Would it be regressive?

Then there is the question of whether increasing revenue from carbon pricing would be socially regressive.  The concern here is that poorer households spend a larger proportion of their income on energy than richer households, and so energy taxes tend to hit them disproportionately harder.  However poor households still spend less on energy, and therefore carbon, in absolute terms than richer households, so an equal dividend, as I’ve proposed, would have the potential to have net progressive effect.   Furthermore, households account for only a minority of energy use, but would get the full benefit of dividends (or at least a large proportion), increasing the extent to which it is progressive.

However there are some important intergenerational issues to consider.   The proposal for a fund takes the view that present generations should safeguard capital assets so they retain value to future generations.  This is in line with the standard definition of sustainable development[5].  However there are distributional issues here which need to be addressed.  Some present citizens will be worse off. 

Use of green taxes

The proposal is clearly consistent with using green taxes more widely as a policy instrument.  What’s different from the standard approach to green taxes is the suggestion of placing revenue in capital fund rather than using revenue to fund current expenditure.  The landfill tax to which I referred in my original post currently raises around a billion pounds per annum[6].  It would be natural to add this revenue to a UK wealth fund. 

Other uses of funds

Finally, there is no reason some of dividends from the fund should not be used to fund things like R&D.  As I have previously discussed there are many legitimate calls on revenue from carbon pricing.  However there are many compelling arguments for allocation direct to citizens, and this should in my view be a priority for the fund. 

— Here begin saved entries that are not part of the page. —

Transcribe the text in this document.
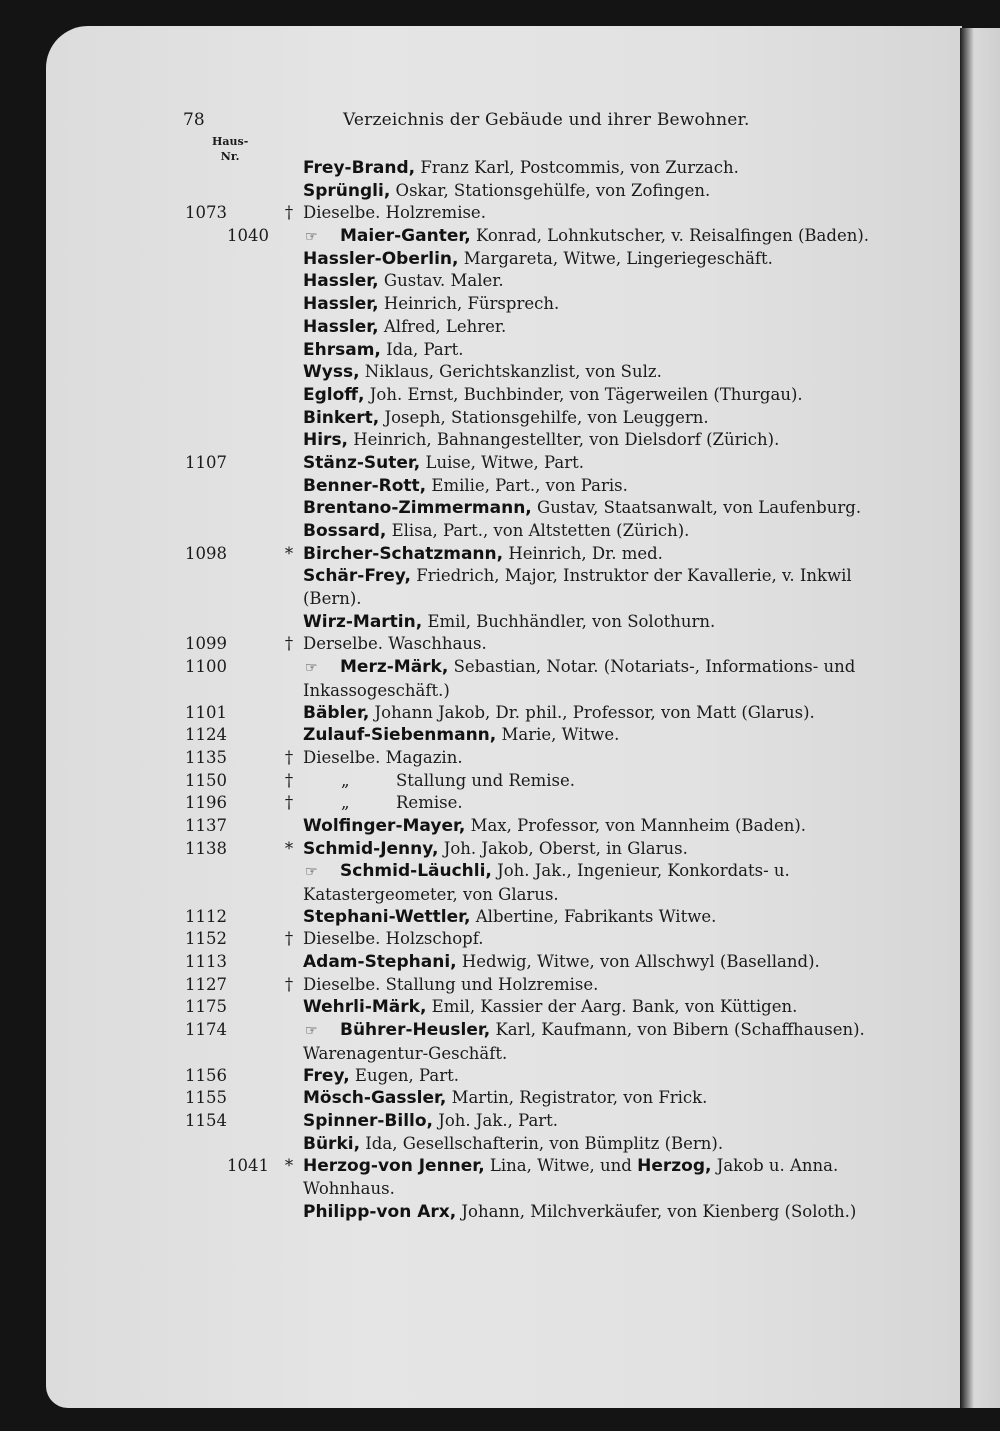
78	Verzeichnis der Gebäude und ihrer Bewohner.
Haus-
Nr.
Frey-Brand, Franz Karl, Postcommis, von Zurzach.
Sprüngli, Oskar, Stationsgehülfe, von Zofingen.
1073	† Dieselbe. Holzremise.
1040	☞ Maier-Ganter, Konrad, Lohnkutscher, v. Reisalfingen (Baden).
Hassler-Oberlin, Margareta, Witwe, Lingeriegeschäft.
Hassler, Gustav. Maler.
Hassler, Heinrich, Fürsprech.
Hassler, Alfred, Lehrer.
Ehrsam, Ida, Part.
Wyss, Niklaus, Gerichtskanzlist, von Sulz.
Egloff, Joh. Ernst, Buchbinder, von Tägerweilen (Thurgau).
Binkert, Joseph, Stationsgehilfe, von Leuggern.
Hirs, Heinrich, Bahnangestellter, von Dielsdorf (Zürich).
1107	Stänz-Suter, Luise, Witwe, Part.
Benner-Rott, Emilie, Part., von Paris.
Brentano-Zimmermann, Gustav, Staatsanwalt, von Laufenburg.
Bossard, Elisa, Part., von Altstetten (Zürich).
1098	* Bircher-Schatzmann, Heinrich, Dr. med.
Schär-Frey, Friedrich, Major, Instruktor der Kavallerie, v. Inkwil (Bern).
Wirz-Martin, Emil, Buchhändler, von Solothurn.
1099	† Derselbe. Waschhaus.
1100	☞ Merz-Märk, Sebastian, Notar. (Notariats-, Informations- und Inkassogeschäft.)
1101	Bäbler, Johann Jakob, Dr. phil., Professor, von Matt (Glarus).
1124	Zulauf-Siebenmann, Marie, Witwe.
1135	† Dieselbe. Magazin.
1150	†	„	Stallung und Remise.
1196	†	„	Remise.
1137	Wolfinger-Mayer, Max, Professor, von Mannheim (Baden).
1138	* Schmid-Jenny, Joh. Jakob, Oberst, in Glarus.
☞ Schmid-Läuchli, Joh. Jak., Ingenieur, Konkordats- u. Katastergeometer, von Glarus.
1112	Stephani-Wettler, Albertine, Fabrikants Witwe.
1152	† Dieselbe. Holzschopf.
1113	Adam-Stephani, Hedwig, Witwe, von Allschwyl (Baselland).
1127	† Dieselbe. Stallung und Holzremise.
1175	Wehrli-Märk, Emil, Kassier der Aarg. Bank, von Küttigen.
1174	☞ Bührer-Heusler, Karl, Kaufmann, von Bibern (Schaffhausen). Warenagentur-Geschäft.
1156	Frey, Eugen, Part.
1155	Mösch-Gassler, Martin, Registrator, von Frick.
1154	Spinner-Billo, Joh. Jak., Part.
Bürki, Ida, Gesellschafterin, von Bümplitz (Bern).
1041 * Herzog-von Jenner, Lina, Witwe, und Herzog, Jakob u. Anna. Wohnhaus.
Philipp-von Arx, Johann, Milchverkäufer, von Kienberg (Soloth.)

There are also other issues to consider, such as governance structures.  Many of these have been reviewed in the wider literature on sovereign wealth funds[7].  Doubtless much work is needed to elaborate on these details, as would be the case for any new institution.  However the prize is worth the effort.

I very much welcome John raising these questions.  They are exactly the sort of issues that need to be discussed, and I hope the debate will not stop here.

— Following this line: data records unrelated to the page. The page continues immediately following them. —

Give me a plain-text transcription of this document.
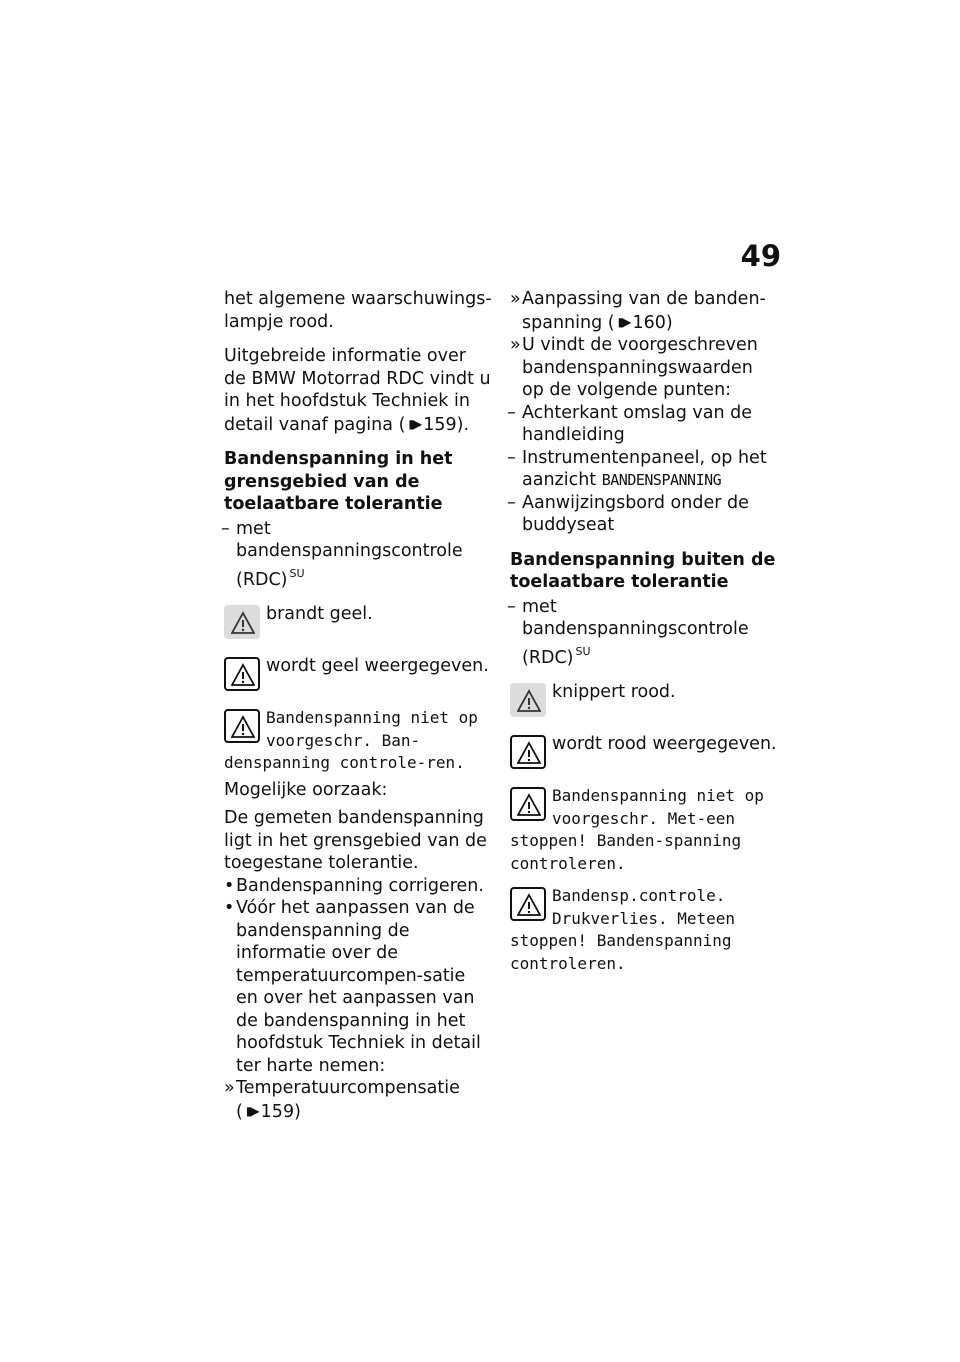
49

het algemene waarschuwings-lampje rood.

Uitgebreide informatie over de BMW Motorrad RDC vindt u in het hoofdstuk Techniek in detail vanaf pagina ( ▮▶ 159).

Bandenspanning in het grensgebied van de toelaatbare tolerantie

– met bandenspanningscontrole (RDC) $^{SU}$
brandt geel.
wordt geel weergegeven.
Bandenspanning niet op voorgeschr. Ban-denspanning controle-ren.

Mogelijke oorzaak:

De gemeten bandenspanning ligt in het grensgebied van de toegestane tolerantie.

• Bandenspanning corrigeren.
• Vóór het aanpassen van de bandenspanning de informatie over de temperatuurcompen-satie en over het aanpassen van de bandenspanning in het hoofdstuk Techniek in detail ter harte nemen:
» Temperatuurcompensatie
( ▮▶ 159)
» Aanpassing van de banden-spanning ( ▮▶ 160)
» U vindt de voorgeschreven bandenspanningswaarden op de volgende punten:
– Achterkant omslag van de handleiding
– Instrumentenpaneel, op het aanzicht BANDENSPANNING
– Aanwijzingsbord onder de buddyseat

Bandenspanning buiten de toelaatbare tolerantie

– met bandenspanningscontrole (RDC) $^{SU}$
knippert rood.
wordt rood weergegeven.
Bandenspanning niet op voorgeschr. Met-een stoppen! Banden-spanning controleren.
Bandensp.controle. Drukverlies. Meteen stoppen! Bandenspanning controleren.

Adam Whitmore - 20th February 2017

[1] There is an interesting question as to whether countries should have full property rights to natural resources within their territories, as is often assumed at present, but this is too large a subject to go into here.
[2] The assumption here is that increasing prices from current low levels will increase revenue.  Carbon prices would increase by a factor of say five or more in many cases, and it is unlikely that emissions would decrease by an equal factor – though if they did it would be very good news.
[3] This assumes 400 million tonnes of emissions are priced, compared with 2015 totals of 404 million for CO2 and 496 total greenhouse gases (source BEIS), implying a high proportion of emissions are priced.  Carbon price is assumed to be £40/tonne, roughly the Social Cost of Carbon at current exchange rates and well above current levels.  This would give total revenue of £16 billion in the first year, less than 1% of UK GDP of approximately £1870 billion in 2015. (source: )
[4] Assuming that the UK reduces its emissions in line with the Climate Change Act target of an 80% reduction from 1990 levels by 2050, and then to zero by the end of the century, and that 80% of emissions are priced at the Social Cost of Carbon as estimated by the US EPA, converted at current exchange rates of $1.25/£.

[5] Sustainable development is usually characterised as meeting the needs of present generations, without compromising the ability of future generations to meet their own needs.

[7] See here for a specific proposal for a UK wealth fund:  and Cummine (2016) cited in my original post for further details.